American productivity
Maxim Shrayer is a Soviet Jew who teaches at Boston College. But it's his drive - both scholarly and personal - that truly sets him apart.
NEWTON - For nine years, Boston College professor Maxim Shrayer and his parents languished in Moscow as refuseniks, Soviet Jews denied permission to emigrate and persecuted for their request. So when they finally got to America on Aug. 26, 1987, 20-year-old Maxim didn't waste any time adjusting to the place.
Two days after he arrived, he was in the Brown University admissions office, getting himself admitted for the fall semester. In quick succession he earned a master's degree at Rutgers in comparative literature and a doctorate at Yale in Russian literature.

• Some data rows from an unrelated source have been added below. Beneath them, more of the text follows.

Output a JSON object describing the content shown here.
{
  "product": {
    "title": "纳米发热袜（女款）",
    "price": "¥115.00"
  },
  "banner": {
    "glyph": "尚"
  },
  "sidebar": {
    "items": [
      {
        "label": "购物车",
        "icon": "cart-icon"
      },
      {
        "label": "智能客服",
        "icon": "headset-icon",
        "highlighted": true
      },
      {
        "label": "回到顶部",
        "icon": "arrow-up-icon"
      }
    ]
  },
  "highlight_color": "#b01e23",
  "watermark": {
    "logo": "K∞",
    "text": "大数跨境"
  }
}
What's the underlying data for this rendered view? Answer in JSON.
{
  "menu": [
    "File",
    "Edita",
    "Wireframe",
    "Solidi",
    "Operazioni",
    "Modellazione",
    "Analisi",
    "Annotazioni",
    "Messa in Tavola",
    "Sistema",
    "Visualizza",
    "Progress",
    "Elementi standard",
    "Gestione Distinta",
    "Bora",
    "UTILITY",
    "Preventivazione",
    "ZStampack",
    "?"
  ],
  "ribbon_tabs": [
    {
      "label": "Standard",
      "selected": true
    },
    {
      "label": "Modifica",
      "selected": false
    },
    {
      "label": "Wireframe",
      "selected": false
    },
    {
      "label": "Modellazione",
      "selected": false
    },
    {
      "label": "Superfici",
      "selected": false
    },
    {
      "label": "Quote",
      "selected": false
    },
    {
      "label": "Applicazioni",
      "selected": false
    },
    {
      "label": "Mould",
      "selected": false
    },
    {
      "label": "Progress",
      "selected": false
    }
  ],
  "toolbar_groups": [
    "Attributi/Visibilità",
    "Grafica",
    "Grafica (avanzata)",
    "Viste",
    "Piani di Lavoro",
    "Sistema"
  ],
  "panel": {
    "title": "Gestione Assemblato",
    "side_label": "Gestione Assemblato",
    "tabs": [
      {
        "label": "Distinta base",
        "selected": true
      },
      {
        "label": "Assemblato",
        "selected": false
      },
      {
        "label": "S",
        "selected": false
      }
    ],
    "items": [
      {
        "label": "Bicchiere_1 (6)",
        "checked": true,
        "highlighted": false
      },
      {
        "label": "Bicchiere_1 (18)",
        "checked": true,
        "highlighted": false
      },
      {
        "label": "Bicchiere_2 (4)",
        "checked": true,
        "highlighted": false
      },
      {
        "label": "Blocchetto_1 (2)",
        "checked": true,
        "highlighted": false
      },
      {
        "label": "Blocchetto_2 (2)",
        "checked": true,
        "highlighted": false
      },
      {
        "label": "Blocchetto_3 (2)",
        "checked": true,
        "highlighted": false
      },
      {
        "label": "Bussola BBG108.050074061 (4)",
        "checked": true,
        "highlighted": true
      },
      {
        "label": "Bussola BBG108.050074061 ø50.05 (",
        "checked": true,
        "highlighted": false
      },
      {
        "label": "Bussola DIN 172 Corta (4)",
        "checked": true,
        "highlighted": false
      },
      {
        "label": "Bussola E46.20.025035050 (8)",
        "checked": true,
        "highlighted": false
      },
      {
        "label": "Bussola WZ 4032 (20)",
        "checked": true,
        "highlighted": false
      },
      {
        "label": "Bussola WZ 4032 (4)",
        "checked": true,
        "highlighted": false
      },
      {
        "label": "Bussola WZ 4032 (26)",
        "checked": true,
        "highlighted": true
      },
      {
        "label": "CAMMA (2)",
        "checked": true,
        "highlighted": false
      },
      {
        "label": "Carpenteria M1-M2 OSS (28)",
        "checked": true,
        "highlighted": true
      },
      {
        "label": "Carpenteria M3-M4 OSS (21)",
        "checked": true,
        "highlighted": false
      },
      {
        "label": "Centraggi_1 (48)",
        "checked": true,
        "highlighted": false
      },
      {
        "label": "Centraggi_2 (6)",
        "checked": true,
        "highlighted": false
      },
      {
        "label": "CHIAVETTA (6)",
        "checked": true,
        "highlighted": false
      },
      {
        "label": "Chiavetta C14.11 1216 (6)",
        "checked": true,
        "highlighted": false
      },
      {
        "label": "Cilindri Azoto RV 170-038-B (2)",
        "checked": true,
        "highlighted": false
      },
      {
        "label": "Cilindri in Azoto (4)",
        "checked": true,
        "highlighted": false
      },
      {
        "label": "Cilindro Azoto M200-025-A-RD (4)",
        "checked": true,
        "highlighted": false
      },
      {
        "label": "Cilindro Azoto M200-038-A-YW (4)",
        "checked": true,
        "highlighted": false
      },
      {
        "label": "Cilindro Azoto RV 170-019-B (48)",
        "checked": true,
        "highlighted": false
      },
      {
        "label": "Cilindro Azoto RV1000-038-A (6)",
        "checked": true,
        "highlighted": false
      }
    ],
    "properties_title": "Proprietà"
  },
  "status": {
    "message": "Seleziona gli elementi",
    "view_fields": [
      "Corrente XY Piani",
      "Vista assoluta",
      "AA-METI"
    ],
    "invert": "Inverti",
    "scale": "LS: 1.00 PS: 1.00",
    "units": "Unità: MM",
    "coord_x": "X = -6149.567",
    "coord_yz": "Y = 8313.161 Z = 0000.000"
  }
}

By 1996 he was teaching at Boston College. At the age of 36 he was a full professor of Russian and English, chairman of the Department of Slavic and Eastern Languages and Literatures, and cofounder of the school's Jewish Studies Program - no small challenge at a Catholic university where fewer than 2 percent of the 8,900 undergraduates are Jewish.

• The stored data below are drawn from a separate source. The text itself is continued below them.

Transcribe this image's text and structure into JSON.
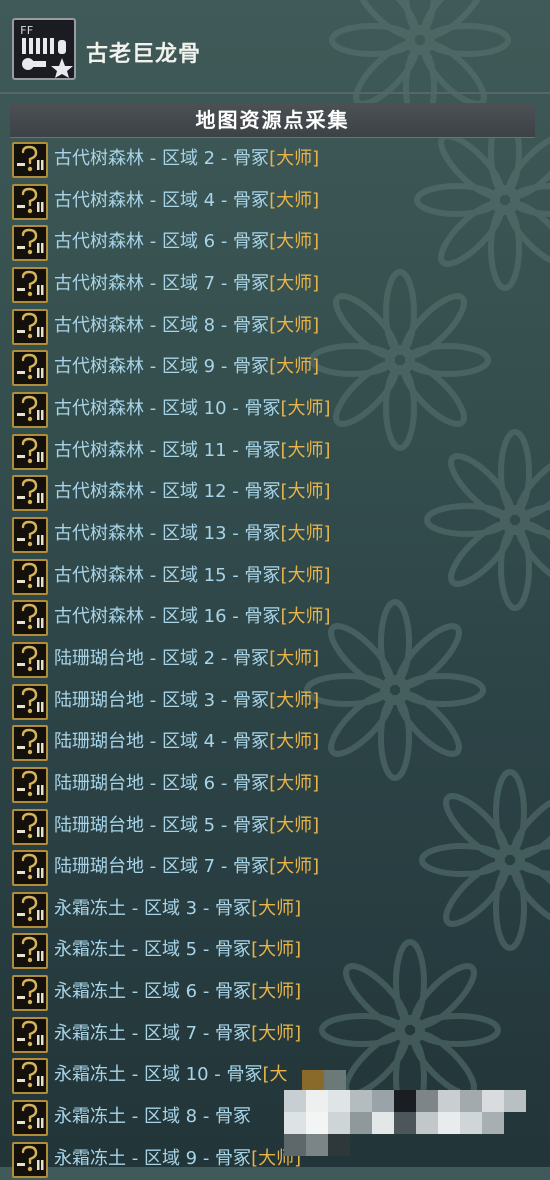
{
  "header": {
    "item_name": "古老巨龙骨",
    "icon_name": "dragon-bone-item-icon",
    "icon_badge": "FF"
  },
  "section": {
    "title": "地图资源点采集"
  },
  "rows": [
    {
      "location": "古代树森林 - 区域 2 - 骨冢",
      "tag": "[大师]"
    },
    {
      "location": "古代树森林 - 区域 4 - 骨冢",
      "tag": "[大师]"
    },
    {
      "location": "古代树森林 - 区域 6 - 骨冢",
      "tag": "[大师]"
    },
    {
      "location": "古代树森林 - 区域 7 - 骨冢",
      "tag": "[大师]"
    },
    {
      "location": "古代树森林 - 区域 8 - 骨冢",
      "tag": "[大师]"
    },
    {
      "location": "古代树森林 - 区域 9 - 骨冢",
      "tag": "[大师]"
    },
    {
      "location": "古代树森林 - 区域 10 - 骨冢",
      "tag": "[大师]"
    },
    {
      "location": "古代树森林 - 区域 11 - 骨冢",
      "tag": "[大师]"
    },
    {
      "location": "古代树森林 - 区域 12 - 骨冢",
      "tag": "[大师]"
    },
    {
      "location": "古代树森林 - 区域 13 - 骨冢",
      "tag": "[大师]"
    },
    {
      "location": "古代树森林 - 区域 15 - 骨冢",
      "tag": "[大师]"
    },
    {
      "location": "古代树森林 - 区域 16 - 骨冢",
      "tag": "[大师]"
    },
    {
      "location": "陆珊瑚台地 - 区域 2 - 骨冢",
      "tag": "[大师]"
    },
    {
      "location": "陆珊瑚台地 - 区域 3 - 骨冢",
      "tag": "[大师]"
    },
    {
      "location": "陆珊瑚台地 - 区域 4 - 骨冢",
      "tag": "[大师]"
    },
    {
      "location": "陆珊瑚台地 - 区域 6 - 骨冢",
      "tag": "[大师]"
    },
    {
      "location": "陆珊瑚台地 - 区域 5 - 骨冢",
      "tag": "[大师]"
    },
    {
      "location": "陆珊瑚台地 - 区域 7 - 骨冢",
      "tag": "[大师]"
    },
    {
      "location": "永霜冻土 - 区域 3 - 骨冢",
      "tag": "[大师]"
    },
    {
      "location": "永霜冻土 - 区域 5 - 骨冢",
      "tag": "[大师]"
    },
    {
      "location": "永霜冻土 - 区域 6 - 骨冢",
      "tag": "[大师]"
    },
    {
      "location": "永霜冻土 - 区域 7 - 骨冢",
      "tag": "[大师]"
    },
    {
      "location": "永霜冻土 - 区域 10 - 骨冢",
      "tag": "[大"
    },
    {
      "location": "永霜冻土 - 区域 8 - 骨冢",
      "tag": ""
    },
    {
      "location": "永霜冻土 - 区域 9 - 骨冢",
      "tag": "[大师]"
    }
  ],
  "row_icon_name": "unknown-resource-icon",
  "colors": {
    "location_text": "#a8d4e8",
    "tag_text": "#e8b44a",
    "background_top": "#3f5a58",
    "background_bottom": "#223539"
  }
}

Today, at 40, Shrayer has two websites and an epic 39-page resume showcasing his accomplishments. These include scholarly writings, translations, Russian poetry, English fiction, and a critical study of Vladimir Nabokov. He received a 2007 National Jewish Book Award for his two-volume "Anthology of Jewish-Russian Literature."

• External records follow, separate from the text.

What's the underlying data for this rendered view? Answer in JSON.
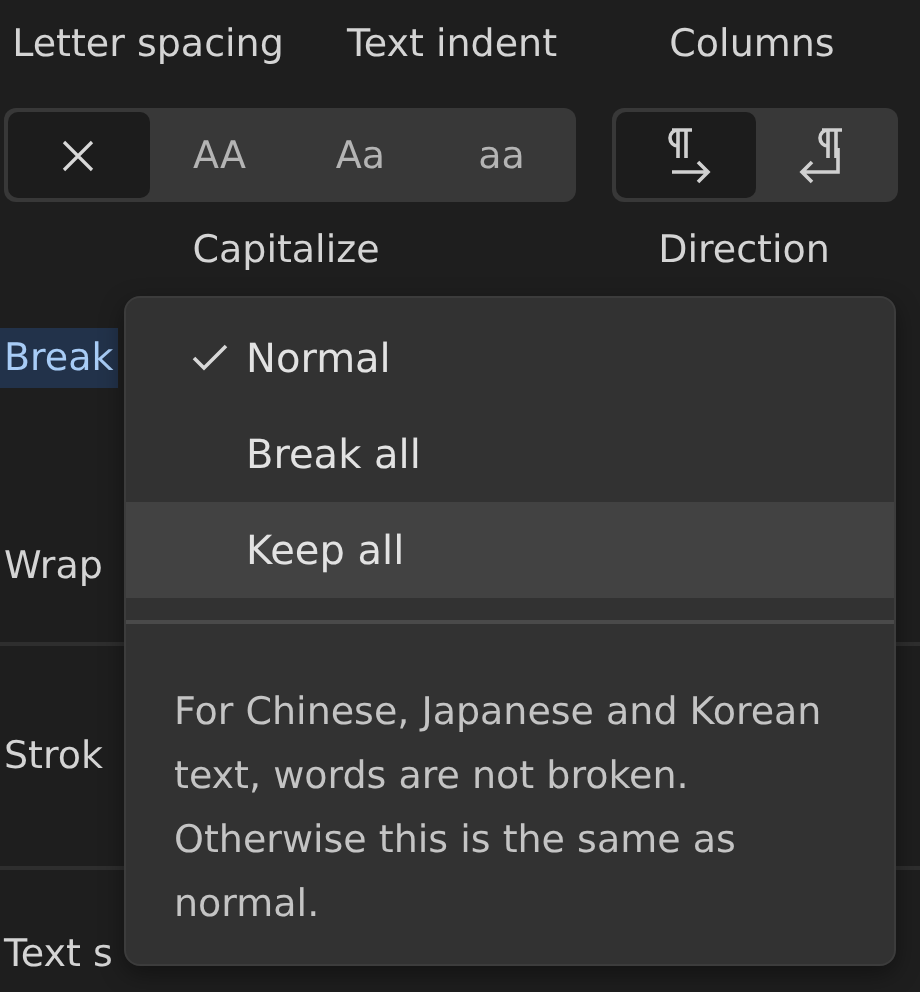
{
  "headers": [
    "Letter spacing",
    "Text indent",
    "Columns"
  ],
  "capitalize": {
    "caption": "Capitalize",
    "options": [
      {
        "kind": "none",
        "selected": true
      },
      {
        "kind": "text",
        "label": "AA",
        "selected": false
      },
      {
        "kind": "text",
        "label": "Aa",
        "selected": false
      },
      {
        "kind": "text",
        "label": "aa",
        "selected": false
      }
    ]
  },
  "direction": {
    "caption": "Direction",
    "options": [
      {
        "kind": "ltr",
        "selected": true
      },
      {
        "kind": "rtl",
        "selected": false
      }
    ]
  },
  "sections": [
    {
      "rows": [
        {
          "label": "Break",
          "highlighted": true
        },
        {
          "label": "Wrap",
          "highlighted": false
        }
      ]
    },
    {
      "rows": [
        {
          "label": "Strok",
          "highlighted": false
        }
      ]
    },
    {
      "rows": [
        {
          "label": "Text s",
          "highlighted": false
        }
      ]
    }
  ],
  "dropdown": {
    "options": [
      {
        "label": "Normal",
        "checked": true,
        "hovered": false
      },
      {
        "label": "Break all",
        "checked": false,
        "hovered": false
      },
      {
        "label": "Keep all",
        "checked": false,
        "hovered": true
      }
    ],
    "description": "For Chinese, Japanese and Korean text, words are not broken. Otherwise this is the same as normal."
  }
}
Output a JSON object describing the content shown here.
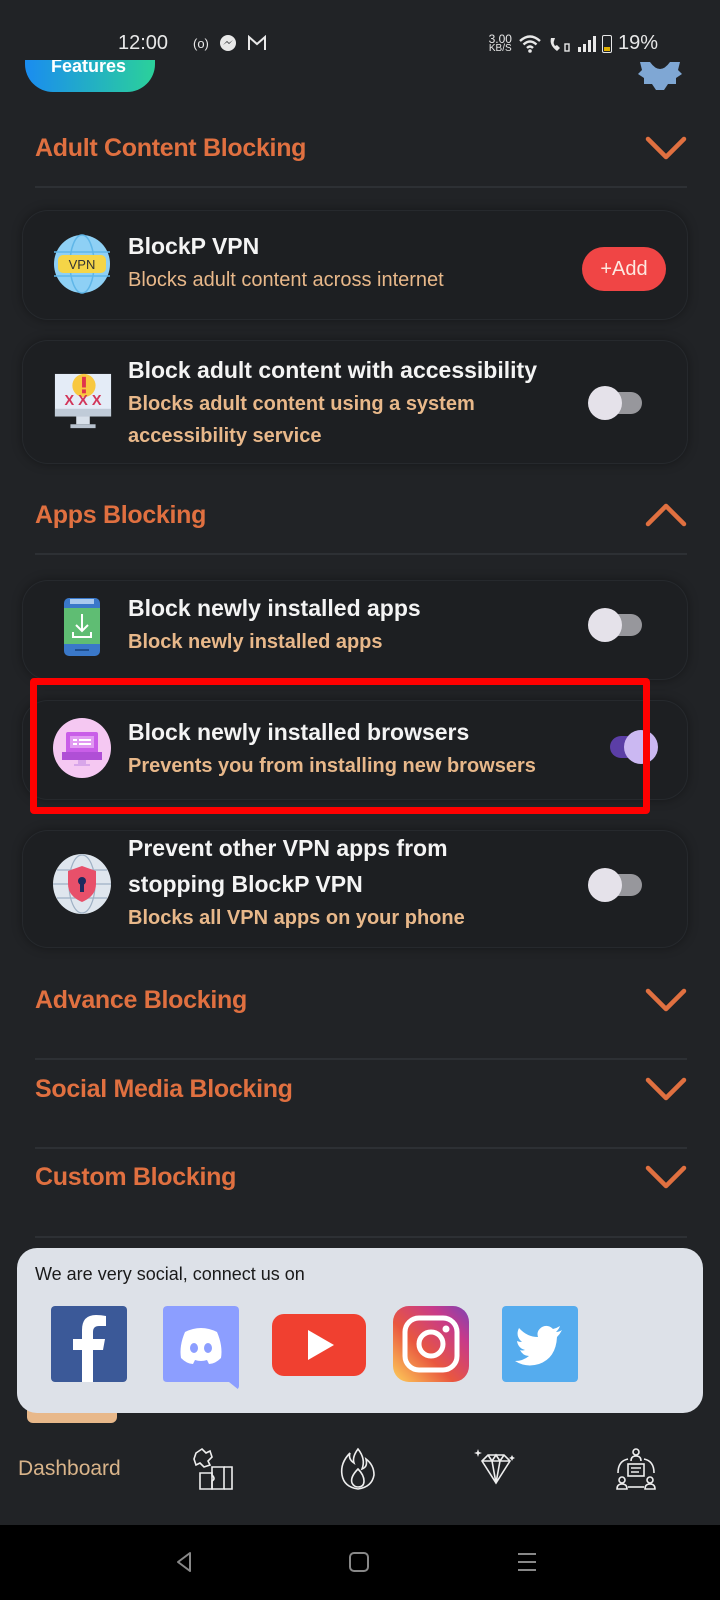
{
  "status_bar": {
    "time": "12:00",
    "left_icons": [
      "hotspot-icon",
      "messenger-icon",
      "gmail-icon"
    ],
    "net_speed_value": "3.00",
    "net_speed_unit": "KB/S",
    "battery_percent": "19%"
  },
  "header": {
    "features_tab_label": "Features",
    "settings_icon": "gear-icon"
  },
  "sections": {
    "adult": {
      "title": "Adult Content Blocking",
      "expanded": false
    },
    "apps": {
      "title": "Apps Blocking",
      "expanded": true
    },
    "advance": {
      "title": "Advance Blocking",
      "expanded": false
    },
    "social": {
      "title": "Social Media Blocking",
      "expanded": false
    },
    "custom": {
      "title": "Custom Blocking",
      "expanded": false
    }
  },
  "cards": {
    "vpn": {
      "title": "BlockP VPN",
      "subtitle": "Blocks adult content across internet",
      "button": "+Add",
      "icon_text": "VPN"
    },
    "accessibility": {
      "title": "Block adult content with accessibility",
      "subtitle_line1": "Blocks adult content using a system",
      "subtitle_line2": "accessibility service",
      "enabled": false
    },
    "new_apps": {
      "title": "Block newly installed apps",
      "subtitle": "Block newly installed apps",
      "enabled": false
    },
    "new_browsers": {
      "title": "Block newly installed browsers",
      "subtitle": "Prevents you from installing new browsers",
      "enabled": true
    },
    "vpn_protect": {
      "title_line1": "Prevent other VPN apps from",
      "title_line2": "stopping BlockP VPN",
      "subtitle": "Blocks all VPN apps on your phone",
      "enabled": false
    }
  },
  "social_panel": {
    "label": "We are very social, connect us on",
    "links": [
      "Facebook",
      "Discord",
      "YouTube",
      "Instagram",
      "Twitter"
    ]
  },
  "bottom_nav": {
    "active_label": "Dashboard",
    "items": [
      "Dashboard",
      "puzzle-icon",
      "fire-icon",
      "diamond-icon",
      "community-icon"
    ]
  },
  "colors": {
    "accent_orange": "#e07040",
    "subtitle_tan": "#e8b88a",
    "add_red": "#f04545",
    "toggle_on": "#5b3ea6",
    "highlight": "#ff0000"
  }
}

But this book is not what Shrayer wants to talk about during an expansive two-hour interview in his home near Boston College. Since leaving the former Soviet Union he's picked up a thing or two about marketing and self-promotion and makes it clear he wants to focus on his other new book, a memoir called "Waiting for America."
"This is the first time this story has been told," Shrayer says.
A time of discovery
Plenty of memoirs have been written by Soviet Jews who were part of the same mass exodus as the Shrayer family. But as Shrayer sees it, other writers "either focus on Jews as refuseniks or Jews as they assimilate." His memoir does neither: It focuses on the three-month interlude between departure and arrival when his family was in limbo in Europe, waiting for their US refugee visas.It was an experience common to most of the Jews who fled from the Soviet Union in the 1970s and '80s, according to Jonathan Sarna, a professor of American Jewish history at Brandeis University. More than 1 million Jews migrated to Israel, the United States, Canada, and other countries via Austria and Italy where they waited in transfer camps for months in a kind of bureaucratic purgatory until their destinations were established and documents processed. Like many other families, Shrayer's waited out the time in Vienna, Rome, and Ladispoli, an Italian coastal town designated a holding site for Jewish refugees.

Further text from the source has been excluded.